Wednesday, May 11, 2022

Problems With Promotion-Oriented Cultures

Zach Lloyd (via Hacker News):

If you’re an engineer at Google or Facebook, you’re likely focused on one career question: when am I going to make it to the next level?

Getting to the next level unlocks a lot – more money, more responsibility, more respect, a feeling of progress – and even if you care deeply about other things (your product, your users, etc), you can’t really avoid caring about promotion as well.

[…]

The main problem with promotion-oriented culture is that it’s very hard to align promotion-criteria with business objectives, and so engineers end up doing a lot of work that doesn’t necessarily most benefit the product, users, or business – or even potentially their own growth.

[…]

Our [Google Sheets] engineers cared about the product and wanted to polish it. But they also wanted to be promoted. And so we would deprioritize product polish for projects that looked better to a promotion committee.

xoofoog:

But the root cause isn’t that people want to get promoted. It’s that Google promotes people for the wrong reasons. Put very simply, the problem is that Google promotes people for “solving hard problems” not for solving USEFUL problems.

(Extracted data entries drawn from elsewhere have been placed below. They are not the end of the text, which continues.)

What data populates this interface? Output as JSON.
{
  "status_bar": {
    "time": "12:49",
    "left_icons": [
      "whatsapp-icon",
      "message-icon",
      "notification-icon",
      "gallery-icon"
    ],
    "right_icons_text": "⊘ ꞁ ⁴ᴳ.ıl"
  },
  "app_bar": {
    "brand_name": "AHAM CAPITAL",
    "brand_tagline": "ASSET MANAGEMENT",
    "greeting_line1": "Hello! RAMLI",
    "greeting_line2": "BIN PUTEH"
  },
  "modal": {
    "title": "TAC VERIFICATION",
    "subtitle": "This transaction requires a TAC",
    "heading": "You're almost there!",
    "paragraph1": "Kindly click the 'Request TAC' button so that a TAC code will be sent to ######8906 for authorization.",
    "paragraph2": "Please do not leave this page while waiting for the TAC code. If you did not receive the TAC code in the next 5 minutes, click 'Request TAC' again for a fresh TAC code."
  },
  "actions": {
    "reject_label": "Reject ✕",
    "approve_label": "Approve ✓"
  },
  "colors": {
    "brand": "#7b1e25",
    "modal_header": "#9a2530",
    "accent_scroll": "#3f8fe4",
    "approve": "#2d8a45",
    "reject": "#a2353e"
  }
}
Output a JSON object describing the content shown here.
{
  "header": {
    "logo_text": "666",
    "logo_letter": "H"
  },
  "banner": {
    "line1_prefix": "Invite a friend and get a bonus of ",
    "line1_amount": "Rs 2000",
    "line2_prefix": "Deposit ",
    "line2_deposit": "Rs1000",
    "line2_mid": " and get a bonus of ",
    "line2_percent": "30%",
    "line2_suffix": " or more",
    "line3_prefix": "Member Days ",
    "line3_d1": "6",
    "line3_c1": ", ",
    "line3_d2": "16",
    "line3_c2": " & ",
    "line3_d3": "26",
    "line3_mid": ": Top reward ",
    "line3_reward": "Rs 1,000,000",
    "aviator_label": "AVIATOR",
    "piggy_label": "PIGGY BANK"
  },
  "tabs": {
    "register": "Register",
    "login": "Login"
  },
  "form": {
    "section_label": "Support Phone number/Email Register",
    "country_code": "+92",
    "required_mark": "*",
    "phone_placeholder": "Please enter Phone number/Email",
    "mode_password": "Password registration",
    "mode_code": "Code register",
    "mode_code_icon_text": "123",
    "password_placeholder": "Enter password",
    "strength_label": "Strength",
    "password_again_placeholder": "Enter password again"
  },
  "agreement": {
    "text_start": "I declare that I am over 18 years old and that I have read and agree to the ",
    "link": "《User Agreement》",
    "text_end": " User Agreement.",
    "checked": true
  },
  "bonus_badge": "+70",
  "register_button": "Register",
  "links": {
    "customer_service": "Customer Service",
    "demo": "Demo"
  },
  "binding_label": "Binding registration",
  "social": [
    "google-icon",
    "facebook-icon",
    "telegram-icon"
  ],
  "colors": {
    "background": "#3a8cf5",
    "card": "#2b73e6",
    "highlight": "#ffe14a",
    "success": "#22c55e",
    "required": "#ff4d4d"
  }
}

Imagine if people did get promoted for fixing bugs instead of building a new product (to be abandoned)! Or if maintaining an existing system was somehow on par with building a new system (which is just a bigger more complicated version of something perfectly good). The googler would say “well those useful problems are too easy to merit a promotion.

Previously:

Update (2022-05-19): See also: Hacker News.

4 Comments RSS · Twitter

Technical promotions are not a matter of "solving hard problems" vs. "solving useful problems". It needs to be both. Fixing a lot of simple bugs is great for customers, but it doesn't demonstrate preparation to be a tech lead of a team. Likewise, building some technical marvel when there was an off-the-shelf solution that would have delivered the needed functionality at a fraction of the cost is even more of a counter-indicator for promotion.

Being able to deliver valuable, high quality, solutions under complex constraints is the key. To evaluate that though, you can't just look at the system delivered, you also have to take into account the constraints, the quality, and the value to customers.

"But the root cause isn’t that people want to get promoted. It’s that Google promotes people for the wrong reasons"

That's kind of a difficult distinction to make, though. Small corporations work based on trust, and an inherent understanding of what everybody else is doing. Once corporations reach a certain scale, you no longer know everybody, so trust tends to be replaced by systems. As soon as you have any kind of system, people have the ability to abuse that system.

You can't have "the right system." No right system exists. Every system has rules people must follow to be successful, and these rules never fully align with the goals of the company, so there is always incentive to prioritize individual success over company success.

One thing at Google is that it is incredibly difficult to get people to help you out with a problem, even if it is obviously beneficial to the company to collaborate on that problem. "Helping somebody else get their shit done" is not a valuable promotion criteria, so people tend to avoid doing it. But let's say you make it valuable. Now you've incentivized people to deprioritize their own work, which is also not what you want.

All of these trust replacement systems are inherently dysfunctional.

John Dallman

It seems to me that this problem is caused by confusion over the objective of cultivating your employee pool. Is the objective to get engineering done, or to create team leaders? Those aren't quite the same thing.

I work for a European-owned company, where engineers can become very senior and well-paid without becoming team leaders. There's a separate track for people who want to become team leaders and managers, and you can move between them. This means that senior engineers can be managed by people of lower grade who are paid less than them, but nobody has a problem with that.

Yes, I think David Graeber had something to say about that, didn't he?